02/19/2014
Cleveland wins attention as hub of medical innovation
Cleveland "is going from the butt of Hollywood jokes to a hub of innovation," particuarly in the bioscience field, according to a feature from Ozy.com, which bills itself as a "daily news and culture site for the Change Generation."
The story's focal point is Jake Orville, CEO of 5-year-old Cleveland HeartLab, which has licensed several innovations from researchers at the Cleveland Clinic. To date, besides HeartLab, 66 neighboring companies have spun out from Clinic ideas since 2000, the story notes.
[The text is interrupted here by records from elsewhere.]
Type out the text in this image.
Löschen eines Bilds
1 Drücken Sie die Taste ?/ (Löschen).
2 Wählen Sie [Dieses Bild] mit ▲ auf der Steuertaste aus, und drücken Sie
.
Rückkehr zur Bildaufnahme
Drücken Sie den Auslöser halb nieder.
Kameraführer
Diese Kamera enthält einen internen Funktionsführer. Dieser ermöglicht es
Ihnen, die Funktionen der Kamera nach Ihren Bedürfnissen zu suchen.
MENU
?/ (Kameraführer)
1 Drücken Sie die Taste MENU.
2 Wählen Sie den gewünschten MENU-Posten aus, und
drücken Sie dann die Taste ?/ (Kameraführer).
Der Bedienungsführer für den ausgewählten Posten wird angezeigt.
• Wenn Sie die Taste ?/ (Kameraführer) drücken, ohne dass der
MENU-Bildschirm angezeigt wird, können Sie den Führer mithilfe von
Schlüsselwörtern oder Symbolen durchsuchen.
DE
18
All told, the Clinic has 525 patents and 450 licensing agreements.
02/18/2014
Hiding Out in Ohio: Bioscience
Down the street from Jake Orville's office in downtown Cleveland you can hear the cutting of steel gears from a nearly 100-year-old manufacturer of machinery parts. Just beyond that lies Millionare's Row, a stretch of historic homes built by industrial tycoons like John Rockefeller and Wester Union founder Jeptha Wade, who dominated the city in the late 1800s and early 1900s. But in the midst of these landmarks to the city's legacy as a manufacturing powerhouse, Orville and his team are working on something Rockefeller and Wade could never have envisioned: patented technologies to test for heart disease.